3 thoughts on “Inflection point”

  1. Huge logistical mistake…

    I always assumed that Ballet Dancers would be the “new cool” in the 80s…

    Live and learn…

  2. In 1983, “computer literacy” was required to operate machines that were not ubiquitous as they are today; the “cool nerd” was the only guy who had the combination to open the box that held the power. And, as the public’s sense of the mysterious power of the computer spread, a series of 80’s cool nerd films followed, including “The Last Starfighter”, “Real Genius” starring the ultra cool Val Kilmer, “Weird Science”, “Revenge of the Nerds”…

    Today, of course, the mystery is gone and all the Cool Kids are on Facebook. That’s how we know the shift to the information age is complete. But as the economy craters, Google’s market cap has halved, and the Big Three dinosaurs stand hat in hand, there is something different afoot…

    There is a growing sense of instability, a nostalgia for the solid foundation of an industrial base. The number crunchers and paper pushers on Wall Street are perceived to have caused the crisis, and real building of real things is the accepted core of the stimulus plan to get us out of it. Anachronistic octagenarians like T. Boone Pickens and Warren Buffett are suddenly the go-to guys who can save us, building wind farms and solar panels and using old time common sense. WPA imagery is invoked in the call to invest in bridges, roads, energy projects and infrastructure.

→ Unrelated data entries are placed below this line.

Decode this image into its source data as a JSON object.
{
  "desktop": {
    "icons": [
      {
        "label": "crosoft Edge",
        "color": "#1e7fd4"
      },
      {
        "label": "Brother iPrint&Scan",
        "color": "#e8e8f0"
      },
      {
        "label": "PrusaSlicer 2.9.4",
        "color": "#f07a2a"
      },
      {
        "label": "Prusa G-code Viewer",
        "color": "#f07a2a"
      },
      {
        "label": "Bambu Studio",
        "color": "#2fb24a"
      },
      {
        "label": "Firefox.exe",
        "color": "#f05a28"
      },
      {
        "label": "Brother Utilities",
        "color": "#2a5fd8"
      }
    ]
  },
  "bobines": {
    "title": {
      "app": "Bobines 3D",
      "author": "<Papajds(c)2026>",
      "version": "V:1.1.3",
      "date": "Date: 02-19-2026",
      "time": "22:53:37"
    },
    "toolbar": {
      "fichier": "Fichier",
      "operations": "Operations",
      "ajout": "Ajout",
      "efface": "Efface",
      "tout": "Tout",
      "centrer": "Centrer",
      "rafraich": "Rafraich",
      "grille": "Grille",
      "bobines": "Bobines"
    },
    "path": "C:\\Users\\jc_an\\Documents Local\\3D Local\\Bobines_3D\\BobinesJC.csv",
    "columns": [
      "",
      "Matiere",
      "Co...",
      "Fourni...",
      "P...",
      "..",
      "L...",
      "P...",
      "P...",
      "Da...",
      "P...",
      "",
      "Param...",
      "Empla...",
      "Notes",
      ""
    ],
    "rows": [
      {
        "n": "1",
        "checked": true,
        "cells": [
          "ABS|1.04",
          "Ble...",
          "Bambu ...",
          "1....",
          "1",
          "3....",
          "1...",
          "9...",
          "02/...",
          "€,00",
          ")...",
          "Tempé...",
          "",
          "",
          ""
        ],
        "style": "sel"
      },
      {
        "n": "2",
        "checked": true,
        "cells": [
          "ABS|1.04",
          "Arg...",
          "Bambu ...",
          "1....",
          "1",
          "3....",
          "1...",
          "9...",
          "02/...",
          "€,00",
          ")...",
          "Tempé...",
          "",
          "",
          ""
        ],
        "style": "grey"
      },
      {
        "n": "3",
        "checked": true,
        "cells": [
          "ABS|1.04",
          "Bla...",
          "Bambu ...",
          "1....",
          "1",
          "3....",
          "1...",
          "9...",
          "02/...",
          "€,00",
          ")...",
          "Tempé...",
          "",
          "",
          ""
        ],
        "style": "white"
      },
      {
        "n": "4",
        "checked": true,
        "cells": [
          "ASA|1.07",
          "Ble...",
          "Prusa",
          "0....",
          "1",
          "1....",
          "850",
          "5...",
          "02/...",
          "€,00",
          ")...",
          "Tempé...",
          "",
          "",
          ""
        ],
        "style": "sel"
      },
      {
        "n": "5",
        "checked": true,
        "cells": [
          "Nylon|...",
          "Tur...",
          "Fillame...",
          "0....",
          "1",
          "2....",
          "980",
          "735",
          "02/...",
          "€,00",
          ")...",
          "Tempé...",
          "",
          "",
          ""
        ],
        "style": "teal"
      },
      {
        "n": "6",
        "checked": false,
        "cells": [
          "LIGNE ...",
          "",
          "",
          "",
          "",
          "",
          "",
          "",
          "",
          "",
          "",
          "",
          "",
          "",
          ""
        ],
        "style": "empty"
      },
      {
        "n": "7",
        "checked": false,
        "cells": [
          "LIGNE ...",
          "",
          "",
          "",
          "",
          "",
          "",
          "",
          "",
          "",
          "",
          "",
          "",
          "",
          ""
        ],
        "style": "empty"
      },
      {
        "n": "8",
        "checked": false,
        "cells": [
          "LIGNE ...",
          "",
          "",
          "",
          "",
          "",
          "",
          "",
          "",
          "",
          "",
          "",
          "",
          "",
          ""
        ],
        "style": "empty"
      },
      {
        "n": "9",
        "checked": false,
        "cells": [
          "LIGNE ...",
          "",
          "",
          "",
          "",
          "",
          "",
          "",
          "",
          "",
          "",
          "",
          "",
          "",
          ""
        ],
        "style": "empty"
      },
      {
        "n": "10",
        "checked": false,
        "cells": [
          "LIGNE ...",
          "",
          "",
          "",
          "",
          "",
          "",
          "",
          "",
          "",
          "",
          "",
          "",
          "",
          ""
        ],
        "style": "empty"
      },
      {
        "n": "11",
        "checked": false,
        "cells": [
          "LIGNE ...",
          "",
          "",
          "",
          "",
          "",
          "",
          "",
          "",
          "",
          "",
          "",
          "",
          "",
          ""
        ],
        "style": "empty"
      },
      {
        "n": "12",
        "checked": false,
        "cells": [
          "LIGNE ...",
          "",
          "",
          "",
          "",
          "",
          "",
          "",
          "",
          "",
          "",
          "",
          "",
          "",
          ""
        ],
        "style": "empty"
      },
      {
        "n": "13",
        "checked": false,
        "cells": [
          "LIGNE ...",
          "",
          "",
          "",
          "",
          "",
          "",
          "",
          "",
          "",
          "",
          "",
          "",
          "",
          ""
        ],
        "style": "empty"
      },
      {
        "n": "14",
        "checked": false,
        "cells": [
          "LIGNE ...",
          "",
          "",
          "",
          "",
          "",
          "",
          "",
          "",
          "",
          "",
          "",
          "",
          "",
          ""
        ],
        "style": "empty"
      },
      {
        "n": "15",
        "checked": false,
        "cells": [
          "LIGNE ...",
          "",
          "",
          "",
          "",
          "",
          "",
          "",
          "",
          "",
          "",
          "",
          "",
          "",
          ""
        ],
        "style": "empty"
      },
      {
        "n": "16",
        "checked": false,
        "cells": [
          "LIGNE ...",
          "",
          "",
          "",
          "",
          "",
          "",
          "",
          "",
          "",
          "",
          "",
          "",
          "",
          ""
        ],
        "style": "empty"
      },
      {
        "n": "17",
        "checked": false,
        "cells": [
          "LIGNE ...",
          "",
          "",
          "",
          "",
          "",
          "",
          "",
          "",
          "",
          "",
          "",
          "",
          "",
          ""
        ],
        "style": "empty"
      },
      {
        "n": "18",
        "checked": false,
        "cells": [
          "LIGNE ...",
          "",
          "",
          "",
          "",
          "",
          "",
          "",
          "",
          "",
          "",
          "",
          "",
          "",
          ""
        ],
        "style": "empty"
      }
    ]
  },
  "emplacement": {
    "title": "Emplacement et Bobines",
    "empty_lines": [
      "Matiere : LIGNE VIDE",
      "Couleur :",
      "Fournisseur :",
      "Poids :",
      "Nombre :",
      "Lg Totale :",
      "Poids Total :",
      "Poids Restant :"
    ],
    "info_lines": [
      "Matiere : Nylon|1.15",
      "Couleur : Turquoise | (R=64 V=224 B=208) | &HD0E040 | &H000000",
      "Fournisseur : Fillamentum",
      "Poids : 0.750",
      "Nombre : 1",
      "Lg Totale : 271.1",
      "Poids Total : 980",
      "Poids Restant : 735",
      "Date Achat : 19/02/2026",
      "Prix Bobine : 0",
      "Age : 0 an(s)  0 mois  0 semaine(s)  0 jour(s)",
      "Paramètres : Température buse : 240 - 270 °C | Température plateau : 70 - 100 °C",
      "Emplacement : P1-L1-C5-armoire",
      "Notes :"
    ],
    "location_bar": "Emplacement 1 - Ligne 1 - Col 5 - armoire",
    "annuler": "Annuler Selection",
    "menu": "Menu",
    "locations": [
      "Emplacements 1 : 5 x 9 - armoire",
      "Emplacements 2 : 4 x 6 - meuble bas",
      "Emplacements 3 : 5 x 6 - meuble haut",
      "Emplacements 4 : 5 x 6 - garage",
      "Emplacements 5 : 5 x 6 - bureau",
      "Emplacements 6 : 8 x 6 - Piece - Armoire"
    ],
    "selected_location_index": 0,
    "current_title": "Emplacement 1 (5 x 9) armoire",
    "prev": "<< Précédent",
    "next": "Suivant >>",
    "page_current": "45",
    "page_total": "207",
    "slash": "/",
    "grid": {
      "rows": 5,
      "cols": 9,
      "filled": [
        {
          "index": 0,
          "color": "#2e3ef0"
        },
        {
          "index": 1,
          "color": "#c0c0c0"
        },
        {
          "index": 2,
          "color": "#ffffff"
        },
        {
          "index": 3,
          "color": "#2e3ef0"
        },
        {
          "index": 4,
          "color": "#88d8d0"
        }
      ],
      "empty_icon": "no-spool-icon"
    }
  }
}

    Of course, all the tools created in the information age will be used to facilitate these projects, but, if the public mood is reflected on film, I would look for a story where the hero goes back to his roots and builds something physical.

    Ben

  3. Yeah, right. There is not much difference between physical world and information. Physical world is just another kind of information (we connect to real world and “browse it” to achieve such goals as: survival, travel, experience). Although physical world is very important, it’s an illusion as ‘everything else’.